C’est en 2012 que l’entreprise espagnole OHL a terminé la réalisation du sompteux centre des Conventions d’Oran, le plus grand complexe d’Afrique avec ses 2OOOO mètres carrés, un hall d’exposition de 1200 mètres carrés, seize salles de réunion et une fresque de céramiques de deux mille mètres carrès.

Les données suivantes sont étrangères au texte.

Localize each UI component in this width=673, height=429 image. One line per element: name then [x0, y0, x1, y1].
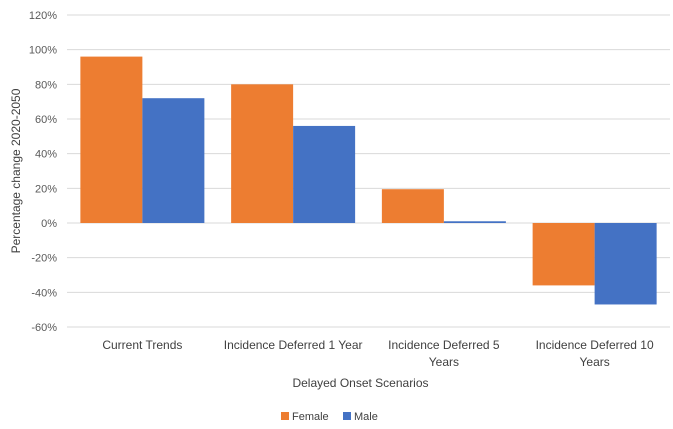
y-tick-label: 20%	[35, 183, 57, 195]
y-tick-label: 60%	[35, 114, 57, 126]
x-tick-label: Years	[580, 355, 610, 369]
x-tick-label: Years	[429, 355, 459, 369]
y-tick-label: -60%	[31, 322, 57, 334]
x-tick-label: Incidence Deferred 5	[388, 338, 500, 352]
x-axis-title: Delayed Onset Scenarios	[292, 376, 428, 390]
legend-label-female: Female	[292, 411, 329, 423]
bar-female	[231, 84, 294, 223]
bar-female	[80, 56, 143, 223]
x-tick-label: Current Trends	[102, 338, 182, 352]
y-tick-label: 120%	[29, 10, 57, 22]
bar-male	[443, 221, 506, 223]
bar-male	[142, 98, 205, 223]
bar-female	[381, 189, 444, 223]
x-tick-label: Incidence Deferred 10	[536, 338, 654, 352]
bar-male	[293, 125, 356, 223]
legend-swatch-female	[281, 412, 289, 420]
y-tick-label: -40%	[31, 287, 57, 299]
x-tick-label: Incidence Deferred 1 Year	[224, 338, 363, 352]
y-tick-label: 0%	[41, 218, 57, 230]
y-tick-label: 80%	[35, 79, 57, 91]
y-tick-label: 40%	[35, 149, 57, 161]
legend-swatch-male	[343, 412, 351, 420]
legend-label-male: Male	[354, 411, 378, 423]
y-axis-title: Percentage change 2020-2050	[9, 88, 23, 253]
y-tick-label: -20%	[31, 253, 57, 265]
bar-male	[594, 223, 657, 305]
bar-female	[532, 223, 595, 286]
y-tick-label: 100%	[29, 45, 57, 57]
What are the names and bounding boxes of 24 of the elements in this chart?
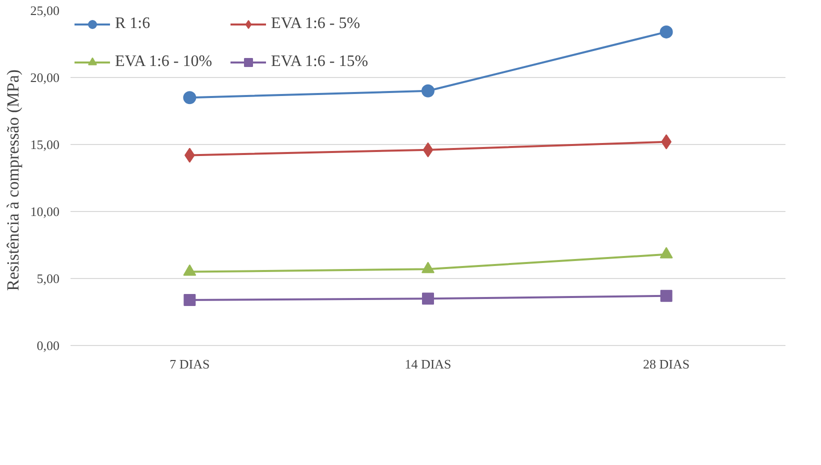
y-tick-label: 10,00: [30, 204, 60, 219]
y-tick-label: 15,00: [30, 137, 60, 152]
point: [660, 246, 673, 258]
point: [184, 294, 196, 306]
y-tick-label: 20,00: [30, 70, 60, 85]
point: [183, 91, 196, 104]
x-tick-label: 28 DIAS: [643, 356, 690, 372]
point: [422, 292, 434, 305]
point: [183, 264, 196, 276]
legend-label: EVA 1:6 - 15%: [271, 53, 368, 71]
x-tick-label: 7 DIAS: [170, 356, 210, 372]
legend-label: R 1:6: [115, 15, 150, 33]
y-tick-label: 25,00: [30, 3, 60, 18]
point: [660, 25, 673, 38]
y-axis-title: Resistência à compressão (MPa): [3, 69, 22, 291]
y-tick-label: 0,00: [36, 338, 60, 353]
point: [422, 262, 434, 274]
point: [422, 84, 434, 98]
legend-label: EVA 1:6 - 10%: [115, 53, 212, 71]
y-tick-label: 5,00: [36, 271, 60, 286]
point: [422, 142, 434, 158]
legend-label: EVA 1:6 - 5%: [271, 15, 360, 33]
point: [660, 290, 672, 302]
x-tick-label: 14 DIAS: [404, 356, 452, 372]
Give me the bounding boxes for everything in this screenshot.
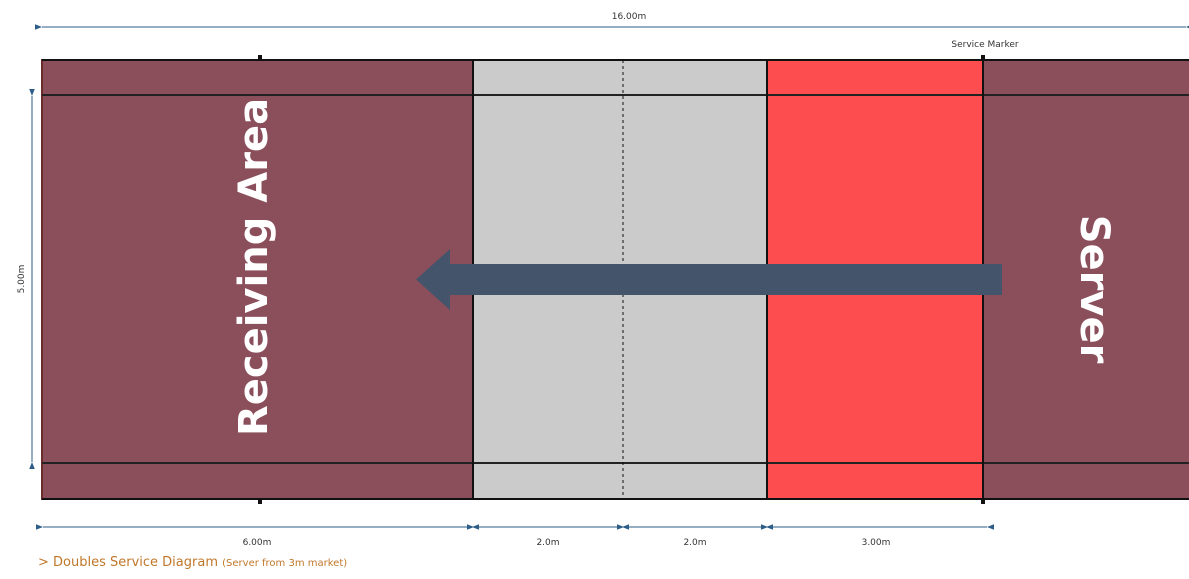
segment-label-4: 3.00m — [862, 538, 891, 548]
serve-arrow-shaft — [448, 264, 1002, 295]
segment-label-3: 2.0m — [683, 538, 706, 548]
segment-label-2: 2.0m — [536, 538, 559, 548]
tick-mark-top-right — [981, 55, 985, 61]
service-marker-label: Service Marker — [951, 40, 1019, 50]
serve-arrow-head — [416, 249, 450, 310]
segment-label-1: 6.00m — [243, 538, 272, 548]
tick-mark-bottom-right — [981, 498, 985, 504]
server-label: Server — [1071, 215, 1117, 364]
total-length-label: 16.00m — [612, 12, 647, 22]
tick-mark-top-left — [258, 55, 262, 61]
tick-mark-bottom-left — [258, 498, 262, 504]
width-label: 5.00m — [17, 265, 27, 294]
diagram-caption: > Doubles Service Diagram (Server from 3… — [38, 555, 347, 570]
caption-detail: (Server from 3m market) — [222, 558, 348, 569]
caption-title: > Doubles Service Diagram — [38, 555, 218, 570]
receiving-area-label: Receiving Area — [231, 98, 277, 436]
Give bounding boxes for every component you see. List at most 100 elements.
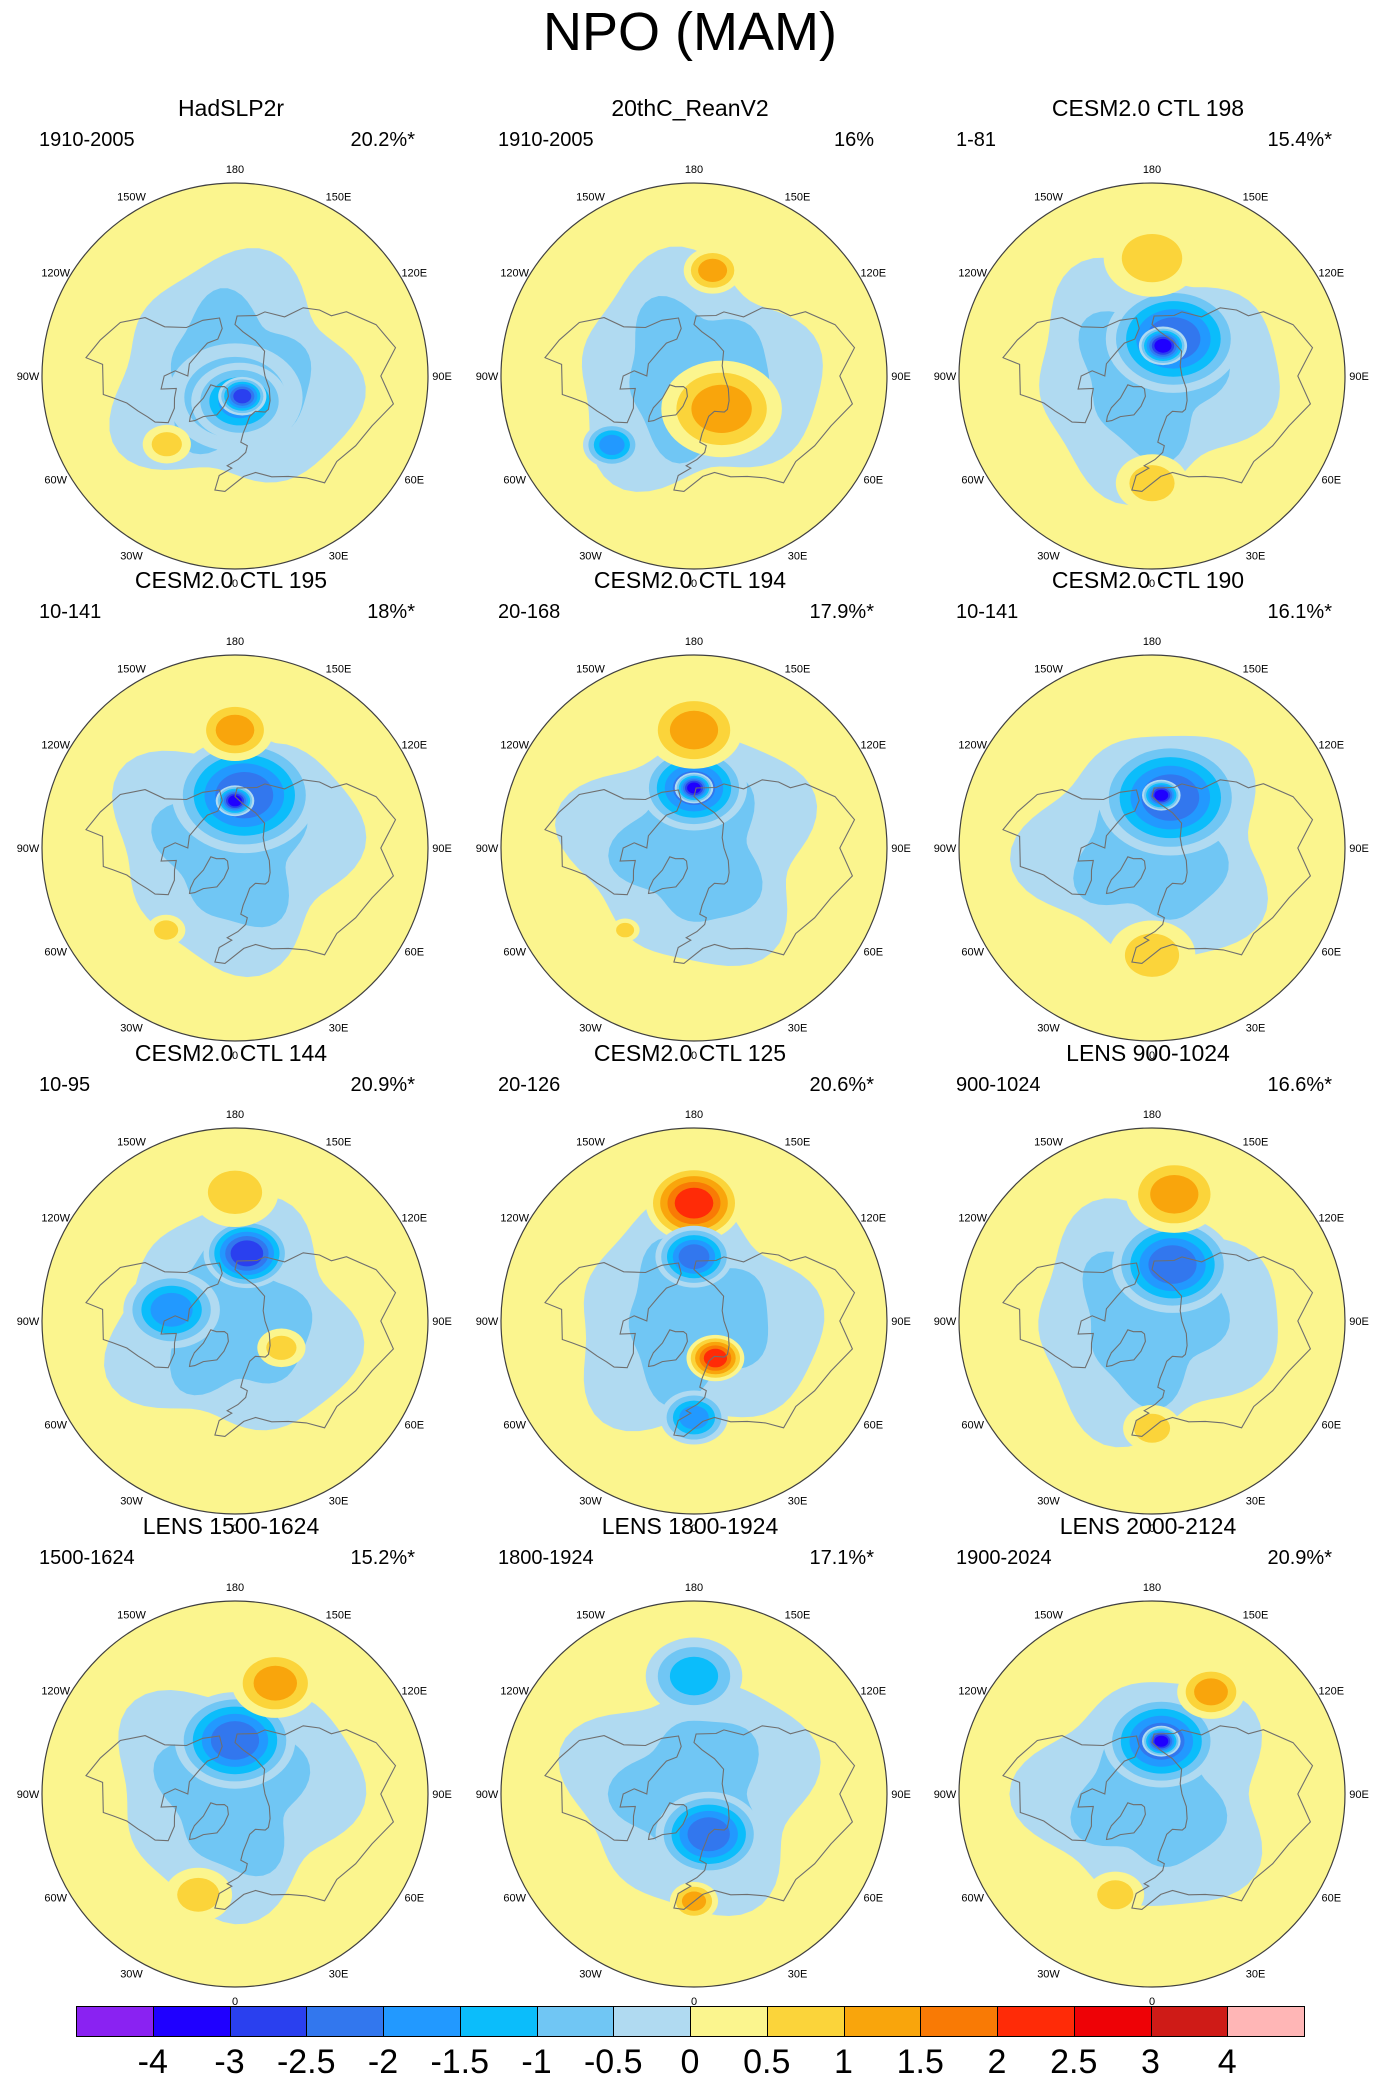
longitude-label: 180: [685, 1582, 703, 1594]
longitude-label: 60W: [503, 475, 526, 487]
longitude-label: 60W: [961, 475, 984, 487]
panel-title: CESM2.0 CTL 125: [593, 1040, 787, 1066]
colorbar-tick-label: -3: [214, 2043, 245, 2081]
coastline: [1131, 1252, 1314, 1437]
panel-title: LENS 2000-2124: [1059, 1513, 1237, 1539]
colorbar: [76, 2006, 1305, 2039]
colorbar-cell: [843, 2006, 922, 2037]
coastline: [85, 789, 223, 896]
coastline: [1131, 307, 1314, 492]
longitude-label: 150W: [117, 1137, 146, 1149]
anomaly-blob: [599, 434, 625, 455]
longitude-label: 180: [685, 1109, 703, 1121]
longitude-label: 150W: [117, 192, 146, 204]
panel-title: LENS 1500-1624: [142, 1513, 320, 1539]
longitude-label: 60E: [1322, 1420, 1342, 1432]
anomaly-blob: [266, 1335, 297, 1360]
panel-variance: 16.1%*: [1267, 601, 1333, 623]
longitude-label: 30E: [1246, 1495, 1266, 1507]
panel-period: 1-81: [956, 129, 997, 151]
coastline: [188, 384, 229, 423]
anomaly-blob: [207, 1170, 263, 1214]
longitude-label: 30E: [788, 550, 808, 562]
longitude-label: 0: [1149, 578, 1155, 590]
longitude-label: 30E: [1246, 1022, 1266, 1034]
longitude-label: 30W: [579, 1495, 602, 1507]
longitude-label: 120E: [1318, 1686, 1344, 1698]
longitude-label: 30W: [1037, 1495, 1060, 1507]
longitude-label: 90E: [891, 1789, 911, 1801]
anomaly-blob: [1150, 1175, 1199, 1214]
colorbar-cell: [229, 2006, 308, 2037]
map-panel: 180 150E 120E 90E 60E 30E 0 30W 60W 90W 120W 150W CE…: [1, 1039, 461, 1535]
longitude-label: 180: [1143, 164, 1161, 176]
coastline: [85, 317, 223, 424]
anomaly-blob: [679, 1405, 709, 1430]
coastline: [1105, 384, 1146, 423]
longitude-label: 90E: [891, 371, 911, 383]
panel-variance: 16.6%*: [1267, 1074, 1333, 1096]
polar-map: 180 150E 120E 90E 60E 30E 0 30W 60W 90W 120W 150W: [934, 1109, 1369, 1535]
panel-title: CESM2.0 CTL 144: [134, 1040, 328, 1066]
colorbar-tick-label: -1: [521, 2043, 552, 2081]
map-frame: [958, 182, 1346, 570]
longitude-label: 30W: [120, 1968, 143, 1980]
longitude-label: 180: [1143, 636, 1161, 648]
coastline: [673, 779, 856, 964]
longitude-label: 120W: [500, 740, 529, 752]
longitude-label: 150W: [576, 664, 605, 676]
coastline: [647, 1802, 688, 1841]
longitude-label: 120W: [500, 1213, 529, 1225]
colorbar-tick-label: 2: [987, 2043, 1007, 2081]
longitude-label: 30E: [329, 1968, 349, 1980]
coastline: [188, 1329, 229, 1368]
longitude-label: 150E: [326, 1137, 352, 1149]
longitude-label: 30E: [329, 550, 349, 562]
coastline: [1002, 789, 1140, 896]
longitude-label: 60E: [405, 475, 425, 487]
longitude-label: 90E: [891, 1316, 911, 1328]
map-panel: 180 150E 120E 90E 60E 30E 0 30W 60W 90W 120W 150W LE…: [460, 1512, 920, 2008]
polar-map: 180 150E 120E 90E 60E 30E 0 30W 60W 90W 120W 150W: [17, 636, 452, 1062]
longitude-label: 90E: [891, 843, 911, 855]
anomaly-blob: [691, 384, 752, 433]
panel-variance: 15.2%*: [350, 1547, 416, 1569]
longitude-label: 30E: [1246, 1968, 1266, 1980]
anomaly-blob: [1154, 1735, 1169, 1747]
colorbar-cell: [306, 2006, 384, 2037]
coastline: [1002, 317, 1140, 424]
longitude-label: 150W: [117, 664, 146, 676]
longitude-label: 60E: [1322, 1893, 1342, 1905]
map-panel: 180 150E 120E 90E 60E 30E 0 30W 60W 90W 120W 150W CE…: [460, 1039, 920, 1535]
panel-variance: 18%*: [367, 601, 415, 623]
longitude-label: 30W: [579, 1968, 602, 1980]
panel-title: 20thC_ReanV2: [611, 95, 769, 121]
anomaly-blob: [1154, 338, 1172, 353]
coastline: [544, 317, 682, 424]
colorbar-tick-label: 2.5: [1050, 2043, 1098, 2081]
panel-title: LENS 900-1024: [1066, 1040, 1230, 1066]
longitude-label: 120W: [41, 1686, 70, 1698]
longitude-label: 0: [691, 1050, 697, 1062]
longitude-label: 120E: [1318, 1213, 1344, 1225]
panel-variance: 20.9%*: [1267, 1547, 1333, 1569]
longitude-label: 90E: [432, 1789, 452, 1801]
longitude-label: 180: [226, 1109, 244, 1121]
longitude-label: 150E: [1243, 1610, 1269, 1622]
longitude-label: 90E: [1349, 1789, 1369, 1801]
longitude-label: 0: [691, 1996, 697, 2008]
colorbar-cell: [690, 2006, 768, 2037]
longitude-label: 180: [226, 1582, 244, 1594]
colorbar-cell: [613, 2006, 691, 2037]
anomaly-blob: [1154, 789, 1169, 801]
map-panel: 180 150E 120E 90E 60E 30E 0 30W 60W 90W 120W 150W Ha…: [1, 94, 461, 590]
longitude-label: 60W: [961, 1893, 984, 1905]
longitude-label: 120E: [401, 268, 427, 280]
colorbar-tick-label: 1: [834, 2043, 853, 2081]
longitude-label: 150E: [785, 1137, 811, 1149]
coastline: [214, 779, 397, 964]
longitude-label: 120W: [958, 1213, 987, 1225]
longitude-label: 120W: [41, 268, 70, 280]
map-panel: 180 150E 120E 90E 60E 30E 0 30W 60W 90W 120W 150W CE…: [918, 566, 1378, 1062]
panel-period: 20-126: [498, 1074, 561, 1096]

La Sonatrach, cet Etat dans l’Etat qui gère la cagnotte pétrolière de l’Algérie, a financé ce complexe futuriste qui aura coûté à la bagatelle somme de 500 millions d’euros.
Au diable l’avarice.
Ce méga-complexe avait été voulu et imaginé par le controversé ancien ministre de l’Energie et intime du président Bouteflika, Chakib Khelil, aujourd’hui en fuite aux Etats Unis. Mais cet ensemble prestigieux, en fonction depuis quatre ans, n’aura servi à rien ou presque. On y accueille en effet très peu d’événements de grande envergure, à l’exception de ceux qui sont organisés par le géant pétrolier et gazier que reste la Sonatrach.
Mais nul besoin pour les bénévoles de l’Association d’aide aux jeunes cancéreux,  les journalistes de l’APS (l’AFP algérienne) ou pour les amateurs du salon de l’habitat de se réunir dans un tel cadre.
Un contentieux qui s’éternisait
Aux 500 millions dépensés pour la réalisation de ce Palais des Congrès, va s’ajouter une amende de 100 millions de dollars -soit une facture totale de 600 millions. Après quatre ans de contentieux, la société d’engineering espagnole OHL a réussi à contraindre le groupe algérien Sonatrach à lui signer un généreux chèque , a-t-on appris de plusieurs sources.
Longtemps, le groupe Sonatrach rechigna à régler ses dettes à la société étrangère OHL. Le plus urgent était d’attendre…Une rude bataille juridique s’était alors engagée et un arbitrage international lancé.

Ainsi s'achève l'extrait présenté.